Der angesprochene Rezipient der Webseite versteht diesen Kommentar nach seinem unmissverständlichen Wortlaut und seinem grammatikalischen Aufbau so, dass die D* GmbH und damit auch der für jedermann leicht erkennbare Privatankläger als deren Repräsentant ein Geschäftsmodell betreibe, um aus Eigennutz Autofahrer in unlauterer oder betrügerischer Weise zu übervorteilen, weswegen dieser ein „Arschloch“ sei und „an Klo vom Blitz getroffen“ werden möge.

Damit ist mit der gebotenen einfachen Wahrscheinlichkeit der Verdacht des objektiven Tatbestandes des Paragraph 111, Absatz eins und 2 StGB erfüllt (nicht aber jener des Paragraph 115, StGB: siehe Rami in WK² StGB Paragraph 115, Rz 19).

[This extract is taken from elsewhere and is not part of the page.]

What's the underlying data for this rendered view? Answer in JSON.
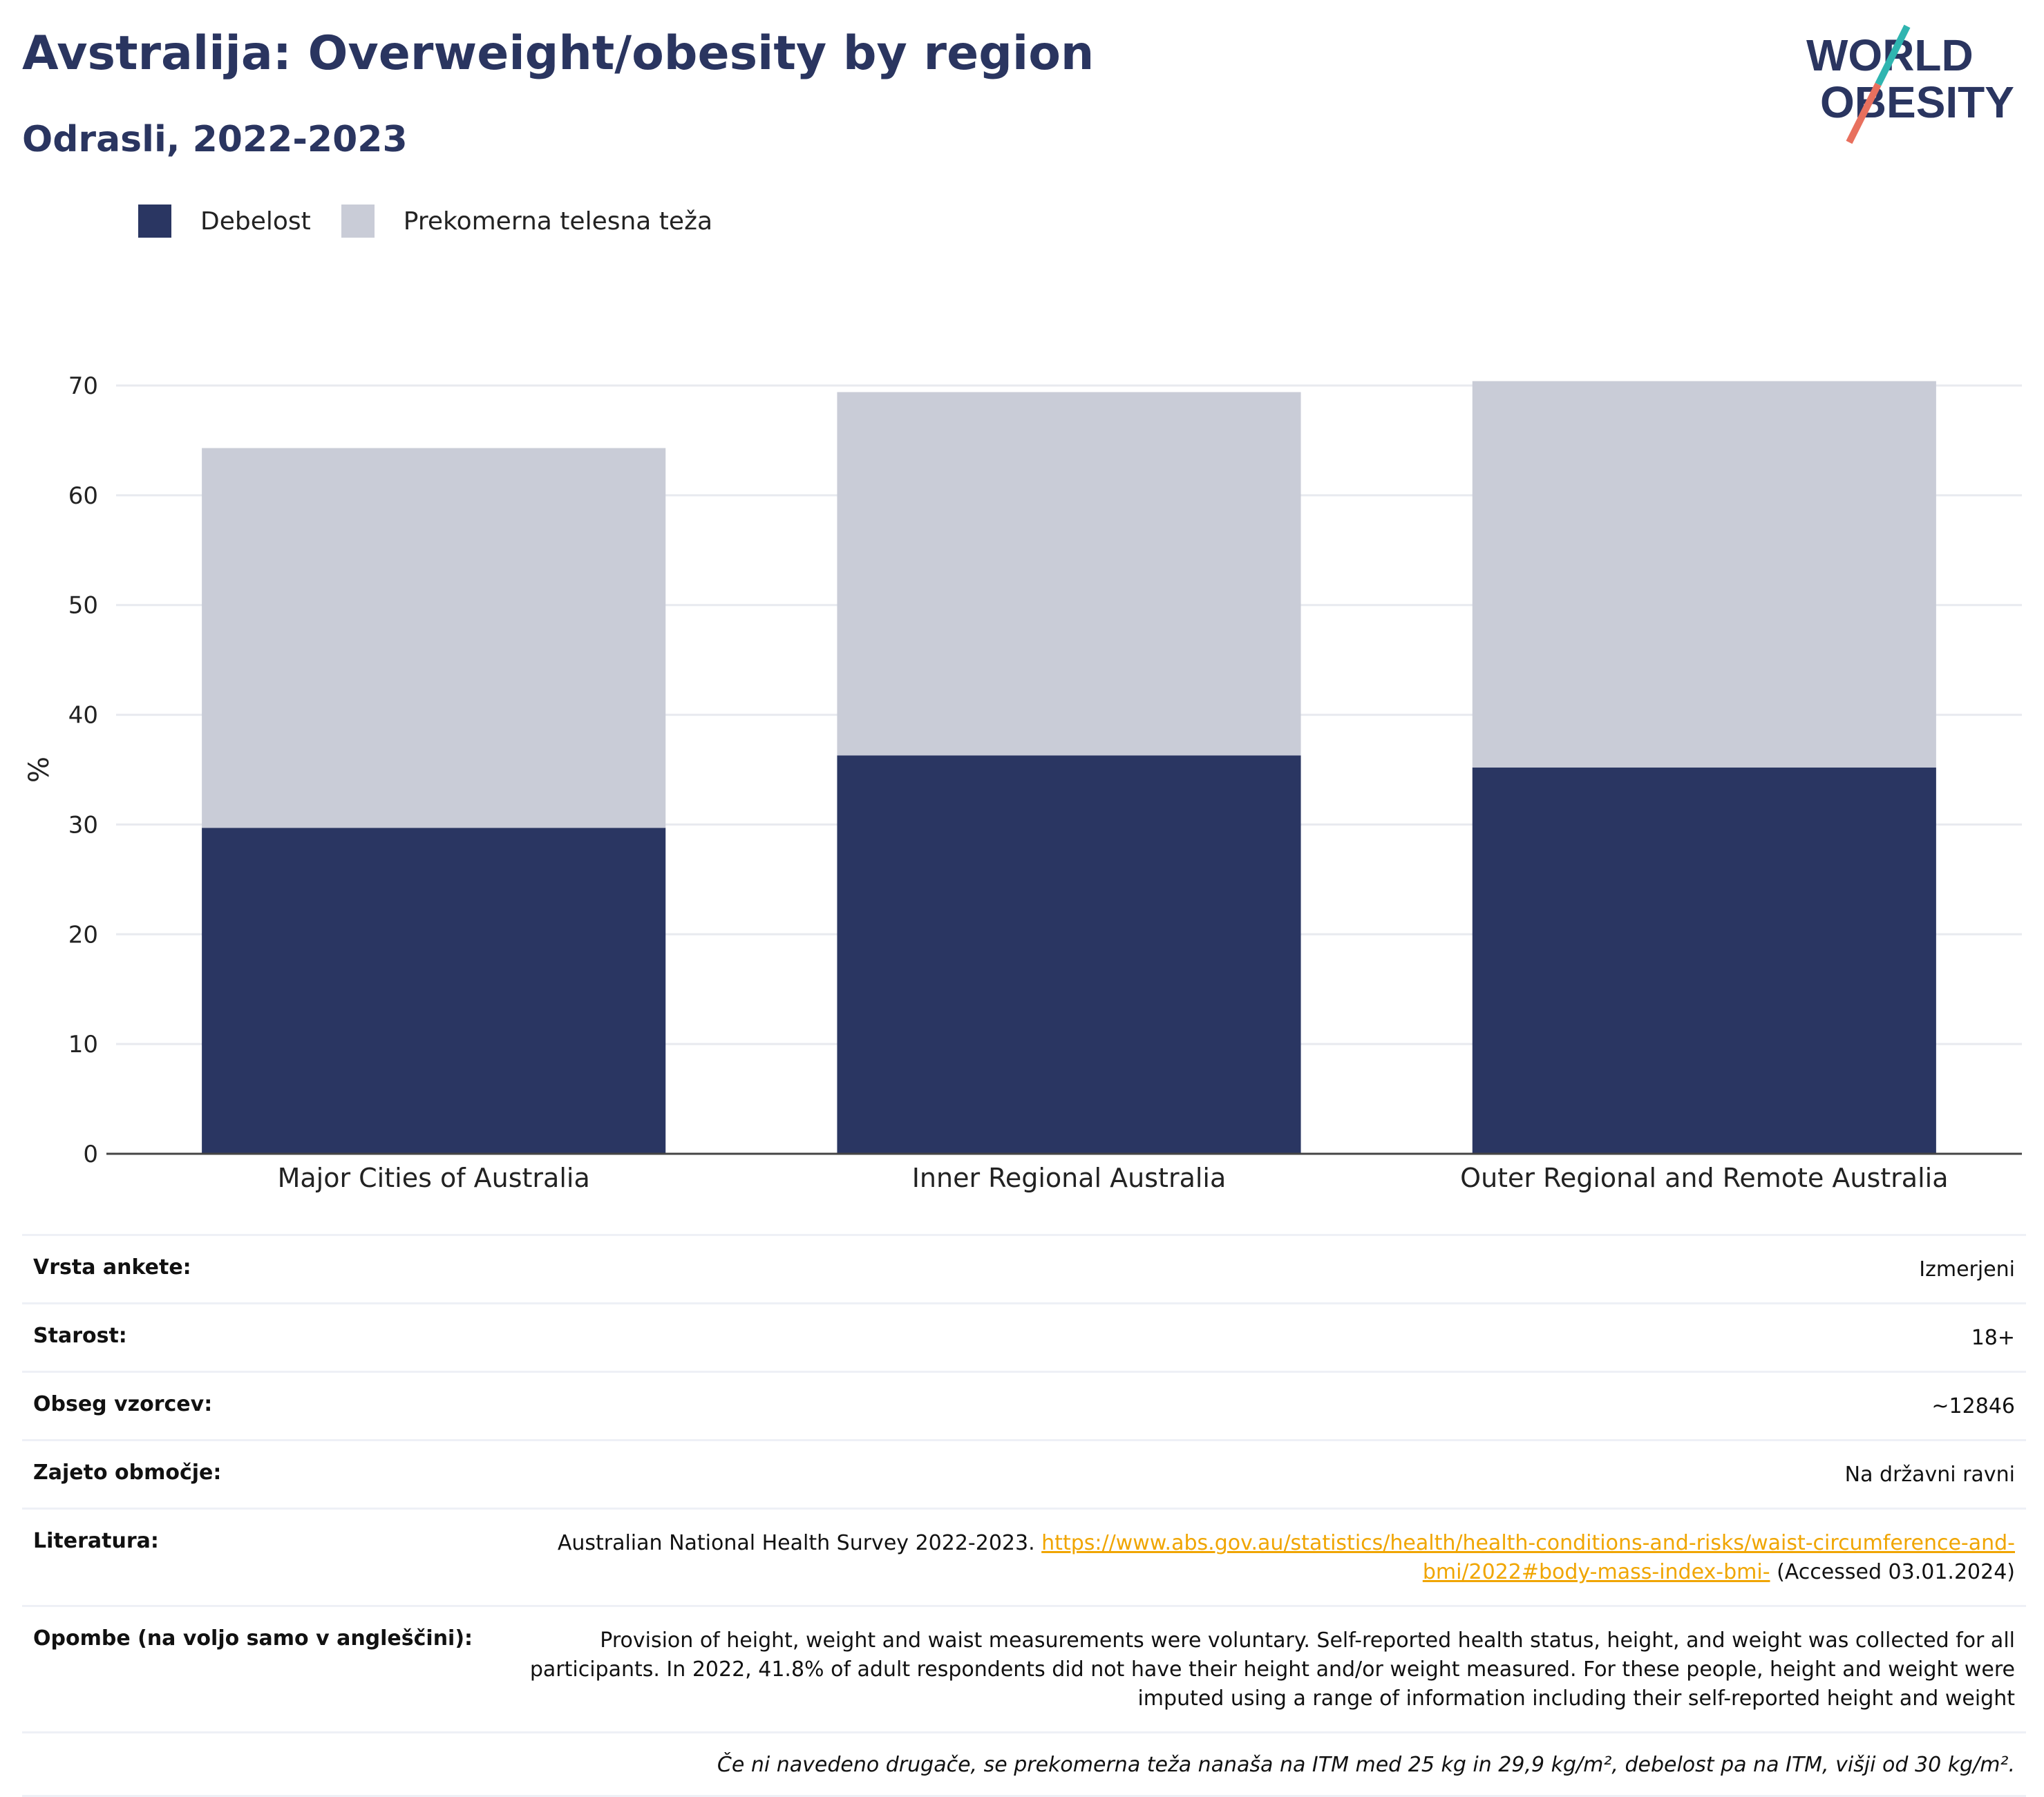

Wie der Beschwerdeführer zutreffend aufzeigt, richtet sich der ohne Textvorschlag oder sonstige Präzisierungen im Zuge der Privatanklageerhebung gestellte Antrag auf „Anordnung einer Mitteilung über das eingeleitete Verfahren nach Paragraph 37, MedienG“ (ON 2, 3) nicht einzig – wie das Erstgericht annahm – gegen den Angeklagten, sondern nach dem Rubrum dieses Schriftsatzes unmissverständlich (insbesondere) gegen die dort explizit genannte D* GmbH als Medieninhaberin des Facebook-Profils ** (ON 2, 1). Dass der Privatankläger selbst Geschäftsführer der D* GmbH ist, hindert die beantragte Anordnung nicht.

Der Beschwerde ist daher Folge zu geben und die Veröffentlichung wie im Spruch ersichtlich aufzutragen.